Boatman v. Estate of Boatman

105 Ill. App. 40 | Ill. App. Ct. | 1902

Mr. Justice Burroughs

delivered the opinion of the court.

The appellee, Mark Boatman, presented to the County Court of Edgar County, the writing hereinafter set forth, and prayed that it be probated as the last will and testament of his brother Emory M. Boatman, deceased; and the court, after a hearing, entered an order finding it was not such will and refused to admit it to probate.

The appellee appealed from that order to the Circuit Court of that county, and after a hearing, the Circuit Court entered an order finding the writing to be such will and admitting it to probate.

From the order of the Circuit Court the appellants, John Boatman et al., who are brothers and sisters of the deceased, prosecute this appeal, and to effect a reversal of it, argue for error that the writing is not sufficient in form to show that the deceased intended by it to make disposition of his property to take effect at his death.

The writing is as follows :

“This is to certify that Mark Boatman is holding in trust, the land willed to Emory M. Boatman by his father, and his building and loan stock, being in Edgar County Building and Loan Co.; also his share or part of his brother’s estate, C. E. Boatman, all of which is to be returned to the said Emory M. Boatman, if anything might happen to Mark Boatman, or at Emory Boatman’s option or will; and also be it understood that if anything might happen Emory M. Boatman that all of his private belongings, whatever they may be, are to go to Mark Boatman. This to be signed in duplicate.

All of State of Illinois, and Edgar Co., Mch. 16, 1900.

W. P. Houston, (Signed) Mark Boatman.

Michael Hoover. Emory M. Boatman.”

Our statute provides:

“ Wills, testaments and codicils, by which any lands, * * * goods and chattels are devised, shall be reduced to writing and signed by the testator or testatrix * * * and attested in the presence of the testator or testatrix, by two or more credible witnesses, two of whom, declaring on oath or affirmation, before the County Court of the proper county, that they were present and saw the testator or testatrix sign said will, testament or codicil, in their presence, or acknowledged the same to be his or her act and deed, and that they believed the testator or testatrix, to be of sound mind and memory at the time of signing or acknowledging the same, shall be sufficient proof of the execution of said will, testament or codicil, to admit same to record; * * * and every will, testament or codicil, when thus proven to the satisfaction of the court, shall be * * * good and available in law for the granting, conveying and assuring the lands, tenements and hereditaments, annuities, rents, goods and chattels therein and thereby devised, granted and bequeathed. Hurd’s Ill. Stat., 1901, Ch. 148, Sec. 2.”
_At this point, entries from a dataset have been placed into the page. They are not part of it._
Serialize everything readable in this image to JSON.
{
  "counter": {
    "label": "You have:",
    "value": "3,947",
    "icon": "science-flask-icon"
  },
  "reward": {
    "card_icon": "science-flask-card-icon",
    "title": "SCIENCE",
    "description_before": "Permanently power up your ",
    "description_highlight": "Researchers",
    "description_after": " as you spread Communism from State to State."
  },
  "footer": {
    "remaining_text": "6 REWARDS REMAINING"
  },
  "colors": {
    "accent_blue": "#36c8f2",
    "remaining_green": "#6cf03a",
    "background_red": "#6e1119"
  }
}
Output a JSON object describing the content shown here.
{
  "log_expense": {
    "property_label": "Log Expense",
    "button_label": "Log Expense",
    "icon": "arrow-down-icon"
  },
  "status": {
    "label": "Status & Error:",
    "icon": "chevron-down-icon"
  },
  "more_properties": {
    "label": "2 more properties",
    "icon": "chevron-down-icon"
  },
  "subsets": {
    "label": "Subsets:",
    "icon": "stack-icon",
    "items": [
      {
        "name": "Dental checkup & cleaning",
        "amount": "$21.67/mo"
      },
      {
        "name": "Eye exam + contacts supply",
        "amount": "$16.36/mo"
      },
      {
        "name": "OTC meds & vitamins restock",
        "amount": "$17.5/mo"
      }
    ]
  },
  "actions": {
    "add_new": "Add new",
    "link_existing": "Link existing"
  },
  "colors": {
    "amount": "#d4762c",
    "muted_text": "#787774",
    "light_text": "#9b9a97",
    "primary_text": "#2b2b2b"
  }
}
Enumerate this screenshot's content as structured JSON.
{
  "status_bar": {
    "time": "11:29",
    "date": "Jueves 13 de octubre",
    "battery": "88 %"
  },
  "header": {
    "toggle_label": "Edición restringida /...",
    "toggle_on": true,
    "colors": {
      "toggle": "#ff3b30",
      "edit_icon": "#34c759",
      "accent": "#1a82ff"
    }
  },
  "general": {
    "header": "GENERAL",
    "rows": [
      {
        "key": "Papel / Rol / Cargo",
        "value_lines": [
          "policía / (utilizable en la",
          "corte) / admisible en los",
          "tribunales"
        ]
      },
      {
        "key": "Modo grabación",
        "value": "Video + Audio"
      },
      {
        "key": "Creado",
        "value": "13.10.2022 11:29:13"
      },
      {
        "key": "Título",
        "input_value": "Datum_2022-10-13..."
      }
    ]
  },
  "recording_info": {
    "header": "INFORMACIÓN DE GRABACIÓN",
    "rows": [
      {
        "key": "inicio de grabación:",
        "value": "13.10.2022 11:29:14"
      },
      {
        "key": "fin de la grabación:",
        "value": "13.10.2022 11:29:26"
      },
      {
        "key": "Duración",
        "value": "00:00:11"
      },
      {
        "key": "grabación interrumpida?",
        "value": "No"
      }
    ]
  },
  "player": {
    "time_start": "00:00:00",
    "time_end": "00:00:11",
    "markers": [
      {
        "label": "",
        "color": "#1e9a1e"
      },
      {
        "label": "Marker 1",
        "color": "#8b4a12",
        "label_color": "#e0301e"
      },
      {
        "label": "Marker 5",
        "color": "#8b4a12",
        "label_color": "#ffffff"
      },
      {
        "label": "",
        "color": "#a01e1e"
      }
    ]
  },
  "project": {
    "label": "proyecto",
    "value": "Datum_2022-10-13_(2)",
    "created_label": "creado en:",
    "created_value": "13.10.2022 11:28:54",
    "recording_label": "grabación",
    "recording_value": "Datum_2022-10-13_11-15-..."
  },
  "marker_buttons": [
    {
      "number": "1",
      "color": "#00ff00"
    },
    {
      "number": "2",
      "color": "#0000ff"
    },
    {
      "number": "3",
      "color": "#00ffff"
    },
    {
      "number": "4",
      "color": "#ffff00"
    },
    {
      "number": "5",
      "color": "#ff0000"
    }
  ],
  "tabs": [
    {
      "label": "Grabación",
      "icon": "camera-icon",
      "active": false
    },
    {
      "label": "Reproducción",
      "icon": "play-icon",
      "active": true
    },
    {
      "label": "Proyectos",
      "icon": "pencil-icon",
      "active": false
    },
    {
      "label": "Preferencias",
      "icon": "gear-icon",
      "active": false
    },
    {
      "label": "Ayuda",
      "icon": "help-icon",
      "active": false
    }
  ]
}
There is no conflict in the evidence but that the deceased was fifty years old, of sound mind and memory when he executed the writing in the presence of W. P. Houston and Michael Hoover, two credible persons, who at his request signed the same in his presence and in the presence of each other, for the express purpose of being attesting witnesses thereto, and that they declared on oath before the court that they believed the deceased to be of sound mind and memory at the time he signed the writing. The deceased was poor in health when he executed the writing and took great care to preserve it until he died, a year afterward; and before it was executed, he stated that he intended his brother Mark to have his (deceased’s) property at his death, and after it was executed, the deceased told one of the subscribing witnesses that this writing was made so that Mark would get his (deceased’s) property at his (deceased’s) death.

The writing was written by the deceased, and it seems to us that the words “be it understood that if anything might happen Emory M. Boatman that all his private belongings, whatever they may be, are to go to Mark Boatman,” when considered in connection with the whole writing and the statements of the deceased with reference thereto, and its careful preservation by him, indicate clearly that the deceased intended by it to give his property to his brother Mark, to take effect at the death of the deceased; and therefore the writing manifesting such intention, is sufficient in form to constitute his will (Robinson v. Brewster, 140 Ill. 644), and the order of the Circuit Court so finding and declaring, is for that reason affirmed.